Mes petits dessins au bic noir s'intensifient, manquent de percer la page. Des spirales en pagaille, de petits monstres et des fragments de pensées remplacent comme souvent la page bien rangée de l'écolier que je devrais être. Mon souffle est lourd et je me sens transpirer. J'approche de la crise d'angoisse en cours d'histoire-géo, c'est le pompon. Je grimace et colorie furieusement ma dernière petite créature, entre le vautour  et le chat, dans une tentative d'éteindre un instant mon cerveau, de tenir une petite minute de plus. Je vais sécher le prochain cours. C'est sûr je sèche le prochain cours. Je peux tenir encore un peu. J'ai mal. J'en ai marre d'avoir mal. Je veux que ça s'arrête. J'ai peur que ça s'arrête. J'ai envie de fumer. Je suis à peu près clean depuis que je suis sorti de la clinique la dernière fois, de quoi que ce soit de plus fort que de l'herbe, quoi ; j'ai envie de plus fort. Ça bourdonne dans mes oreilles. Peut-être que ma place est en clinique. Peut-être que je ne suis juste pas fait pour vivre sans m'endormir intégralement l'esprit. Peut-être que je ne suis juste pas fait pour vivre.

***

Noor


Sam s'endort sur le cours particulier que j'essaye de lui donner. Ses cernes gonflés sous ses yeux rouges me fendent le cœur. Alors qu'il griffonne une intro pour le sujet de devoir maison du lendemain, je fouille ses livres à la recherche de références pertinentes pour alimenter sa dissertation. C'est le deal. Pas de zéro, sinon la clinique. Il tremble un peu. Je pose ma main sur son poignet, le faisant sursauter.
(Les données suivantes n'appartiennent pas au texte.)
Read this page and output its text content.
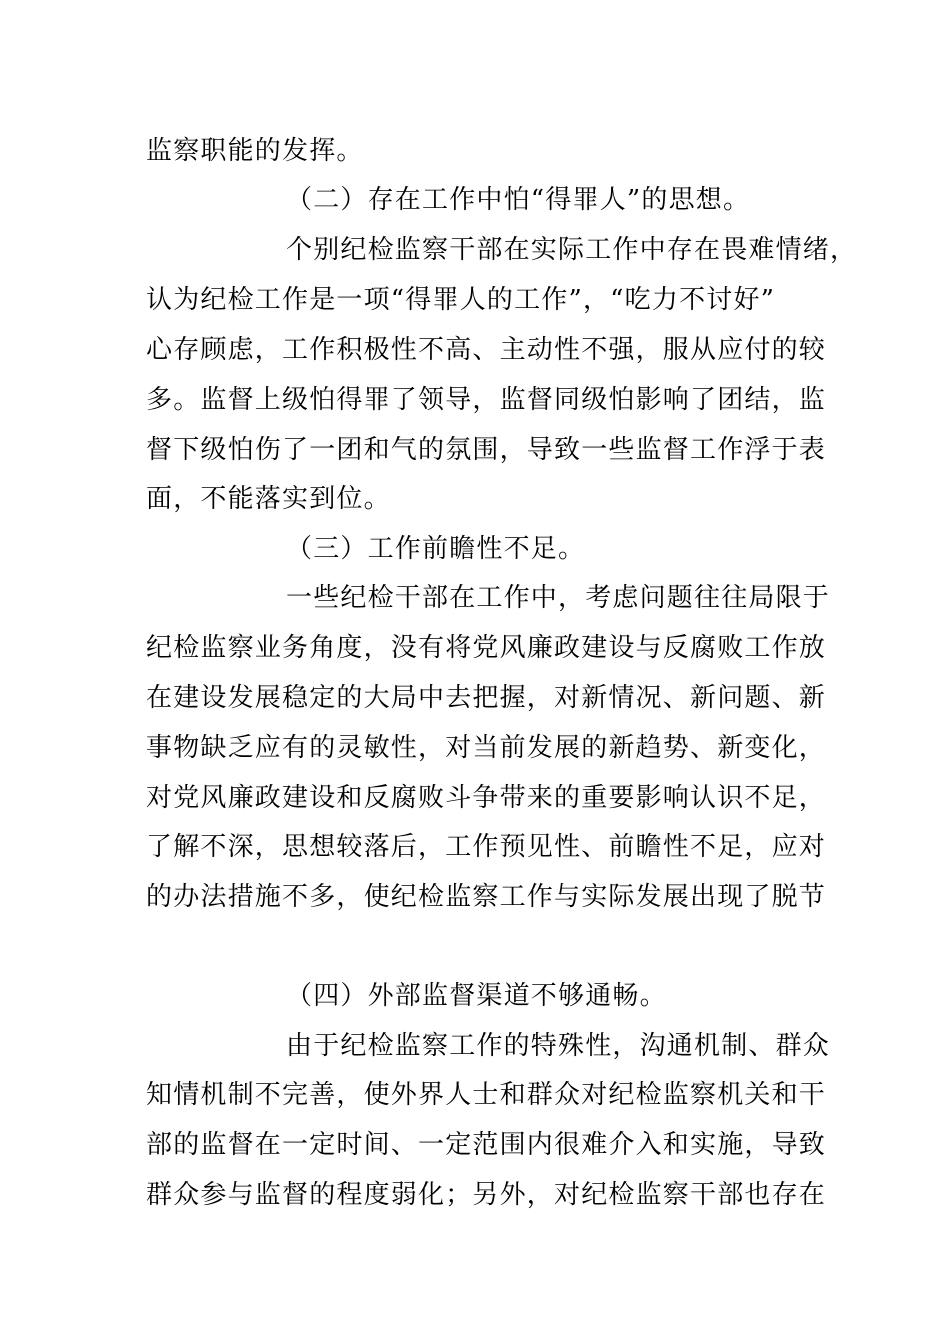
监察职能的发挥。
（二）存在工作中怕“得罪人”的思想。
个别纪检监察干部在实际工作中存在畏难情绪，
认为纪检工作是一项“得罪人的工作”，“吃力不讨好”
心存顾虑，工作积极性不高、主动性不强，服从应付的较
多。监督上级怕得罪了领导，监督同级怕影响了团结，监
督下级怕伤了一团和气的氛围，导致一些监督工作浮于表
面，不能落实到位。
（三）工作前瞻性不足。
一些纪检干部在工作中，考虑问题往往局限于
纪检监察业务角度，没有将党风廉政建设与反腐败工作放
在建设发展稳定的大局中去把握，对新情况、新问题、新
事物缺乏应有的灵敏性，对当前发展的新趋势、新变化，
对党风廉政建设和反腐败斗争带来的重要影响认识不足，
了解不深，思想较落后，工作预见性、前瞻性不足，应对
的办法措施不多，使纪检监察工作与实际发展出现了脱节
（四）外部监督渠道不够通畅。
由于纪检监察工作的特殊性，沟通机制、群众
知情机制不完善，使外界人士和群众对纪检监察机关和干
部的监督在一定时间、一定范围内很难介入和实施，导致
群众参与监督的程度弱化；另外，对纪检监察干部也存在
-Ça va aller ? je chuchote.

-Ouais, ouais...

Il s'agite. Non, ça ne va pas aller.

-J'vais fumer, qu'il annonce, en se levant un peu précipitamment.
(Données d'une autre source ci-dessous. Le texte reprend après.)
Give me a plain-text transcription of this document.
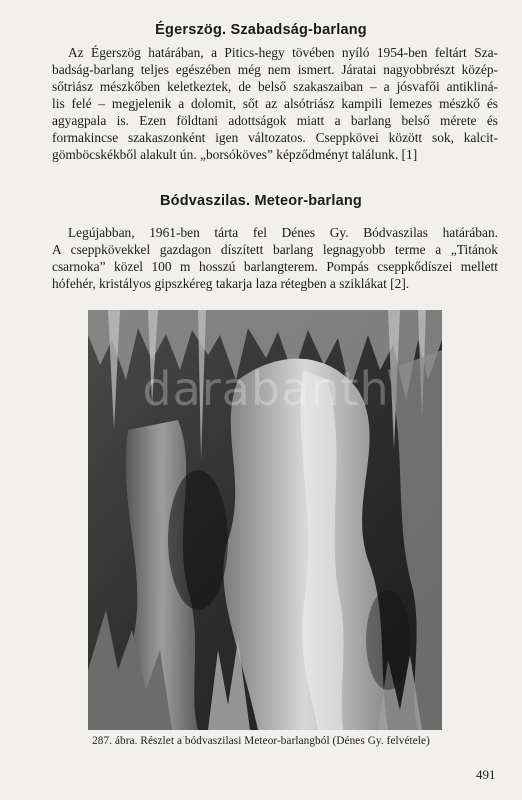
Égerszög. Szabadság-barlang
Az Égerszög határában, a Pitics-hegy tövében nyíló 1954-ben feltárt Sza-
badság-barlang teljes egészében még nem ismert. Járatai nagyobbrészt közép-
sőtriász mészkőben keletkeztek, de belső szakaszaiban – a jósvafői antikliná-
lis felé – megjelenik a dolomit, sőt az alsótriász kampili lemezes mészkő és
agyagpala is. Ezen földtani adottságok miatt a barlang belső mérete és
formakincse szakaszonként igen változatos. Cseppkövei között sok, kalcit-
gömböcskékből alakult ún. „borsóköves” képződményt találunk. [1]
Bódvaszilas. Meteor-barlang
Legújabban, 1961-ben tárta fel Dénes Gy. Bódvaszilas határában.
A cseppkövekkel gazdagon díszített barlang legnagyobb terme a „Titánok
csarnoka” közel 100 m hosszú barlangterem. Pompás cseppkődíszei mellett
hófehér, kristályos gipszkéreg takarja laza rétegben a sziklákat [2].
darabanth
287. ábra. Részlet a bódvaszilasi Meteor-barlangból (Dénes Gy. felvétele)
491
Il était pas à ses derniers cours. Je le sais parce qu'il a dû demander à Sheina les devoirs. D'ailleurs, je sais aussi que ça doit pas être la première fois. On ne découvre pas un DM du jour au lendemain comme ça. Je lui attrappe la main avant qu'il ne s'éloigne et lui sourit avec douceur.
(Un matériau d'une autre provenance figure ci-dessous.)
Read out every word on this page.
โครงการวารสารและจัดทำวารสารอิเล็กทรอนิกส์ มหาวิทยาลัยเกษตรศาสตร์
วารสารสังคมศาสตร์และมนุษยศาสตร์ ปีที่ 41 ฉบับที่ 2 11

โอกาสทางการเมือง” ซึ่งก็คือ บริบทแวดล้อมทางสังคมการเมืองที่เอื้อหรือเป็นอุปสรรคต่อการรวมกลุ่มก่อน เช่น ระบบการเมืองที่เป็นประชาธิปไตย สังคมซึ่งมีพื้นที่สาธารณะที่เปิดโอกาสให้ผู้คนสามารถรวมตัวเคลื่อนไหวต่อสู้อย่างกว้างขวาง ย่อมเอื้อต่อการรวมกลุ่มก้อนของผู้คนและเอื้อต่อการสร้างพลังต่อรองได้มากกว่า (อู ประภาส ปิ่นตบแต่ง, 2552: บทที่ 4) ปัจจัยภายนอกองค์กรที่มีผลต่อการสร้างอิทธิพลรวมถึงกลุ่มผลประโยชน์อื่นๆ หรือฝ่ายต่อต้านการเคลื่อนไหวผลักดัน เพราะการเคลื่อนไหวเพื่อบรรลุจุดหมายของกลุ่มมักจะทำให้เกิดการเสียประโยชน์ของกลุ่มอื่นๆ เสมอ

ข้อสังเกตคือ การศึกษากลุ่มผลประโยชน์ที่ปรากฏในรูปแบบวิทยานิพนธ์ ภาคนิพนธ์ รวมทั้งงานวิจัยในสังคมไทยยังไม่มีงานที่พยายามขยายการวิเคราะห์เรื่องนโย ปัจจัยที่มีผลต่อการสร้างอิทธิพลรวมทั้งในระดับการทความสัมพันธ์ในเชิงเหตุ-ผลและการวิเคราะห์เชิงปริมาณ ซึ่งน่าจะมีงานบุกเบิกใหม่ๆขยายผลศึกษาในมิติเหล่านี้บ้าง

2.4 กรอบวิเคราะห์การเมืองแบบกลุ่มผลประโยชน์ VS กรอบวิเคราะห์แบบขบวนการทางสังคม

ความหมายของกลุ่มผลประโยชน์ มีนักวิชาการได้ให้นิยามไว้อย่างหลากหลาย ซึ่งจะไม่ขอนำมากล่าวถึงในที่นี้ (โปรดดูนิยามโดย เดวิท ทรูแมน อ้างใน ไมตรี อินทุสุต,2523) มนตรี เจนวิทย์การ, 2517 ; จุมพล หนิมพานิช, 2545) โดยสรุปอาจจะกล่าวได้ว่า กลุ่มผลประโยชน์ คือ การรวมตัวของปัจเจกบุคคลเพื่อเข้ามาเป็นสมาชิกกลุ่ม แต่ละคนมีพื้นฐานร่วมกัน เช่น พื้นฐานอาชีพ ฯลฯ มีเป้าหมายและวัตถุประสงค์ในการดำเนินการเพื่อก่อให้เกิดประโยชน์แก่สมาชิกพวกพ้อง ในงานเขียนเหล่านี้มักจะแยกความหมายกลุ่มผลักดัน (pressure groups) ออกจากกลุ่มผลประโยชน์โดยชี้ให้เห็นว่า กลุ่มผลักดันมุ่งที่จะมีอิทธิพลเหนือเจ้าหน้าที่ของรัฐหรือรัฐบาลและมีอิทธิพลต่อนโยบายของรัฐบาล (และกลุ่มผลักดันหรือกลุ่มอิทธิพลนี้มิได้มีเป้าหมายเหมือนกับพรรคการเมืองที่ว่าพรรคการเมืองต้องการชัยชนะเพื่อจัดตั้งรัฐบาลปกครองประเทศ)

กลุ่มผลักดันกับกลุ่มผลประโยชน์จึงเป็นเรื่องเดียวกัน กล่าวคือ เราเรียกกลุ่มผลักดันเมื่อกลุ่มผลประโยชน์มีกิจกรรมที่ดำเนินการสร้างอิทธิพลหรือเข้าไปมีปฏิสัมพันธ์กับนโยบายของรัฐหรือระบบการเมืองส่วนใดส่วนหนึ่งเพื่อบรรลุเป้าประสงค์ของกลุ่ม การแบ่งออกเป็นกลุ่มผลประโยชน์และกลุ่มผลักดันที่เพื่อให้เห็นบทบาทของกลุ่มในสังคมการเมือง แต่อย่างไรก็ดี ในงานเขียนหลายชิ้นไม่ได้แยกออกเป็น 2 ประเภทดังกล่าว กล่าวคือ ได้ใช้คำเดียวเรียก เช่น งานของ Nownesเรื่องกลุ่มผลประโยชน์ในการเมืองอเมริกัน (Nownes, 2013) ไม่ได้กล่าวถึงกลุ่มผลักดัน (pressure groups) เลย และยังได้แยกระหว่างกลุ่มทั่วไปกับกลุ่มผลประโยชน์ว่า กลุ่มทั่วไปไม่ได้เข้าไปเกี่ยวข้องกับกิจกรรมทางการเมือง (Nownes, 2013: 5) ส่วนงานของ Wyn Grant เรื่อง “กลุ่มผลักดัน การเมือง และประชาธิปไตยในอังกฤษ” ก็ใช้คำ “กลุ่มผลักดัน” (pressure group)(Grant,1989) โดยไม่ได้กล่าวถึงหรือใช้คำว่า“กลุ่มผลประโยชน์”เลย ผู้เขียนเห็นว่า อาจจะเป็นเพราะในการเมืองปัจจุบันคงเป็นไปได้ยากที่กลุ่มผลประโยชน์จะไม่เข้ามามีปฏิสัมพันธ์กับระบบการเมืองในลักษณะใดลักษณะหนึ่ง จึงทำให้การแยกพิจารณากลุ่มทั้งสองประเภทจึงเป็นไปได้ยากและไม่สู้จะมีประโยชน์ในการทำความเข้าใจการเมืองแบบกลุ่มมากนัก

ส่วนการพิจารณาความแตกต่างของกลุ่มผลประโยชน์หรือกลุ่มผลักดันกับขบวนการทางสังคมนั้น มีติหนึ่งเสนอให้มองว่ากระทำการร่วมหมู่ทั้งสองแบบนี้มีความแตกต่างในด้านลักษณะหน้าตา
-Je t'attends. Tu veux un chocolat chaud ?

Il acquiesce. Il me rend un petit sourire crispé par le manque. Ça fait déjà deux heures qu'on est dessus, et ça se voit que ça le taraude depuis un moment. Sa poigne tremble légèrement, mais il la raffermit brièvement pour me saluer avant de s'éloigner de moi. Il faut que la porte se referme dans un petit claquement de bois pour que je réalise que je ne l'ai pas quitté des yeux jusqu'à sa sortie. Je suis inquiète. Et je dois toujours avoir l'air tracassé en arrivant au bar où Mia prépare ses boissons, parce qu'elle m'adresse ce petit regard compatissant que je lui connais bien.